ただし、自我が健全に機能していればよいのですが、何らかの事象や体験によっては、自我では支えきれなくなることがあります。その場合、登場するのが「超自我(スーパーエゴ)」です。「無意識」でもあり「意識」でもある、というフロイトが独自に編み出し概念です。

私は、『聖なるズー』の著者である濱野ちひろさんが、「長期間にわたって、パートナーからの身体的・精神的暴力を受け続けたにも関わらず、どうしてその環境から抜け出すことができなかったのか(6月10日のコラム)」…その背景について、フロイトの「自我構造論」を用いてコメントしました。
濱野さんは、著書の中で「環境による作用で、思春期を通してキリスト教的教育は私の思考回路に影響を与えていた」、と記述しています。フロイト理論を援用すれば、典型的ともいえる「超自我」が作用していることが推察できるのです。

フロイトのこの理論はとてもロジカルであり、わかりやすい説明を私たちに提供してくれます。
一方アドラーは、さまざまの現象に対して、ロジックを用いて一刀両断に裁く、というアプローチをとりません。ここが「アドラーは哲学的である」と言われる所以です。

フロイトは、無意識と意識について、意識の割合を少し大きくした図式を描いてイメージに落とし込んでいます。アドラーは当然ながら図式は描いていません。そもそも「無意識と意識は分割できない」、という捉え方ですから、図式化は困難ですよね。

意識と無意識の大きさは人によって異なるのではないか…

フロイト理論を復習したところで、今回のコラムのまとめに入ります。
思い返すと、「心理学とコーチング」という大きなテーマを掲げてスタートしたコラムの第1回(2月8日)は「対人認知」がテーマでした。そこで「ジョハリの窓」に軽く触れているのですが、「意識と無意識」を考える上で、示唆を与えてくれます。再掲してみましょう。

なお、本来の表(2月8日のコラムで掲載)には「意識」「無意識」の欄はありませんが、付記してみました。

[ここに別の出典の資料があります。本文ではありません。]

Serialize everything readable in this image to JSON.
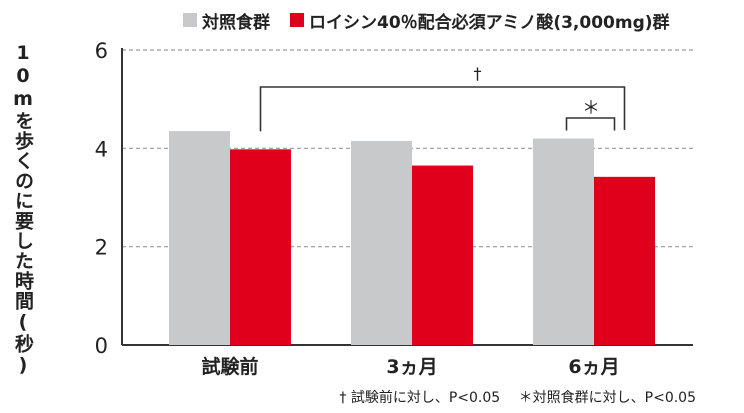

「Ⅰの窓」は、自分にとっての「意識」の層であり、かつ自己開示によって他者も「そのことを把握」できています。
「Ⅱの窓」は、自分にとっては「無意識」ですが、他者は「気づいている」性質です。
「Ⅲの窓」は、自己開示を行っていないので、他者は「気づいていない」性質です。
「Ⅳの窓」は、自分は無意識で、かつ他者も知ることのないミステリアスな性質です。

私は、アドラーの唱える「目的論」を踏まえて、「意識」と「無意識」に思いを巡らせると、「人によって意識と無意識の大きさは異なるのではないか」、と考えるに至っています。その尺度が、「ジョハリの窓」Ⅰ~Ⅳのそれぞれの窓の大きさです。

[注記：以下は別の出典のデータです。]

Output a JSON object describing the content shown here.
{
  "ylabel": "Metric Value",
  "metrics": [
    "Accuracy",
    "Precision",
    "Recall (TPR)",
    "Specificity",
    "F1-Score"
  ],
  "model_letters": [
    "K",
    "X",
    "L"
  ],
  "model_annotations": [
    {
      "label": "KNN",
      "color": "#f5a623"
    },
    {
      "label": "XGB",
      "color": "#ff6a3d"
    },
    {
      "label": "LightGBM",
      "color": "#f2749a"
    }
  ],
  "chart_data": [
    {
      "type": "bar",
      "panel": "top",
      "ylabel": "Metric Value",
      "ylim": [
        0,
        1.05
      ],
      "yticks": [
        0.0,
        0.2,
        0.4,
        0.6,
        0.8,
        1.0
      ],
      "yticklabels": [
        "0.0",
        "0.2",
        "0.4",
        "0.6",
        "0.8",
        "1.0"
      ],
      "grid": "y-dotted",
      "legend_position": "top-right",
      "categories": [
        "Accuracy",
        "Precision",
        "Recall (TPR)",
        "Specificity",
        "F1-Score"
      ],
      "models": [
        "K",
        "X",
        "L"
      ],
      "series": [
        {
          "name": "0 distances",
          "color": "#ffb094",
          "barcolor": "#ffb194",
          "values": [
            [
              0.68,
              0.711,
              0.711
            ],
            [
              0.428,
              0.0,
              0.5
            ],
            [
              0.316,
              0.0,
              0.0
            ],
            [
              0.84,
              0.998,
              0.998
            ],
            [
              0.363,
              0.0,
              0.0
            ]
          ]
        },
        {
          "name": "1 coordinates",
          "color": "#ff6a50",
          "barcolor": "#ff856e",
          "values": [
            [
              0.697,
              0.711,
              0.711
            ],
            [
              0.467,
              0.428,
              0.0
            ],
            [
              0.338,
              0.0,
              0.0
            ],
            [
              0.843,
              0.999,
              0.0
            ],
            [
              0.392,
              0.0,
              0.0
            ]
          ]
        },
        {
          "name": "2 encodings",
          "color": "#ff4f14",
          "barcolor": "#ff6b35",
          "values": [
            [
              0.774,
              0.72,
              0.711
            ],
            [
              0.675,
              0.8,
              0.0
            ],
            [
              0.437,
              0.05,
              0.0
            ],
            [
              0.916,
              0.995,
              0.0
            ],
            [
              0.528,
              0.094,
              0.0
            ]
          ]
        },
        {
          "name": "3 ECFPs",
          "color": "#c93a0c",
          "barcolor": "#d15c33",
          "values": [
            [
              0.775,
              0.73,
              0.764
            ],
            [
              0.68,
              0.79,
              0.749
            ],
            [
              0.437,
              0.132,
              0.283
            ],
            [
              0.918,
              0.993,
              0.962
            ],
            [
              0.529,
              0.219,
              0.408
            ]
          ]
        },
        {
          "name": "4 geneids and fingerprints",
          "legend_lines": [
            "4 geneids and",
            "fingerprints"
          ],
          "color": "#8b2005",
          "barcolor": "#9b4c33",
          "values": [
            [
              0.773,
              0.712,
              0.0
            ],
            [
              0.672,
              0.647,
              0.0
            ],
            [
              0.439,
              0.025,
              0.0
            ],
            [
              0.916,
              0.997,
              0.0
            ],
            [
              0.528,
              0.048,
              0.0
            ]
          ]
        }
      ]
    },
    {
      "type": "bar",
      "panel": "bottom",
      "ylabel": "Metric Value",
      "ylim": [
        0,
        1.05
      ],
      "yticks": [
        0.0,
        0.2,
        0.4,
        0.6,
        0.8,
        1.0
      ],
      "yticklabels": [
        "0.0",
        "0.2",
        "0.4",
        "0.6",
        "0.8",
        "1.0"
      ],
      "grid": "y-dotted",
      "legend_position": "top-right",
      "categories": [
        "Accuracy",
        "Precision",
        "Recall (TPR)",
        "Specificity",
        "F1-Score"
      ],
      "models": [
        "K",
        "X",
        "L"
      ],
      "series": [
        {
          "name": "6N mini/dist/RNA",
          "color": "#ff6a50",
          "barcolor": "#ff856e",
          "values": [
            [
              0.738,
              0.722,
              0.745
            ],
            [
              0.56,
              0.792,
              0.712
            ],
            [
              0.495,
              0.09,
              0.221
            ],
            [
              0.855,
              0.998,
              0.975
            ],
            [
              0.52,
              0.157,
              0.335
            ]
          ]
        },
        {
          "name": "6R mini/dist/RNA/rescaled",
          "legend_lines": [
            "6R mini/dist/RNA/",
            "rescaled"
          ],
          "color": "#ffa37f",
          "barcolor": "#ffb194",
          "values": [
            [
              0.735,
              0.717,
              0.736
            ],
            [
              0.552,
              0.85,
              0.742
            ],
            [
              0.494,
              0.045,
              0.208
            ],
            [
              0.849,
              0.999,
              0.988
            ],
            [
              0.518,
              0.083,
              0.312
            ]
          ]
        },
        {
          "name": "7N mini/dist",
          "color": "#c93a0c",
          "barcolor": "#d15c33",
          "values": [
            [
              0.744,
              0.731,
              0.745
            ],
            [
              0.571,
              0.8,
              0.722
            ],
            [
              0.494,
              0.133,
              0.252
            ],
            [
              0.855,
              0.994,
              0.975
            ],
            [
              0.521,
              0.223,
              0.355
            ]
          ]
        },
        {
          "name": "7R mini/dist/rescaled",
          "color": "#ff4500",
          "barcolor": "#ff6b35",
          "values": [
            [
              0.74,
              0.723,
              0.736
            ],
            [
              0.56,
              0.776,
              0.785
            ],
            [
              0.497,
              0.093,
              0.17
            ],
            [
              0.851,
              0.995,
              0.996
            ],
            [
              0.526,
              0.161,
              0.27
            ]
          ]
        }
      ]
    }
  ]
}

コーチングにおけるコーチに求められる要件の一つに「自己開示」があります。素直に、ありのままに、虚心に、自分のことを相手に伝えることです。これができていれば、相手側はコーチに対する理解が深まり、信頼感の醸成につながっていきます。

他方、Ⅰの窓が小さく、それ以外の窓が大きい場合は、コーチとしては未熟の段階にあるといえるでしょう。Ⅱの窓が大きい人は、自分を相対化できていないということです。独りよがりに陥る可能性が高い人ですね。Ⅲの窓が大きくなっている人は、他者に対して距離を置こうとする秘密主義者といえるでしょう。信頼感の形成にはマイナスに働きます。Ⅳの窓が大きい人は、自我そのものが発達していないことが想像されます。

「無意識」は無意識ゆえに、実際はどのくらいの大きさなのかは「神のみぞ知る」のかもしれません。ただ、「意識」のもつ力を健全に働かせて、自らを省察し、Ⅰの窓を大きくする努力を継続していくことで、人間的に成長していくのだと私は感じています。
このことが、まさに「優れたコーチへの道標(みちしるべ)」になるのではないでしょうか。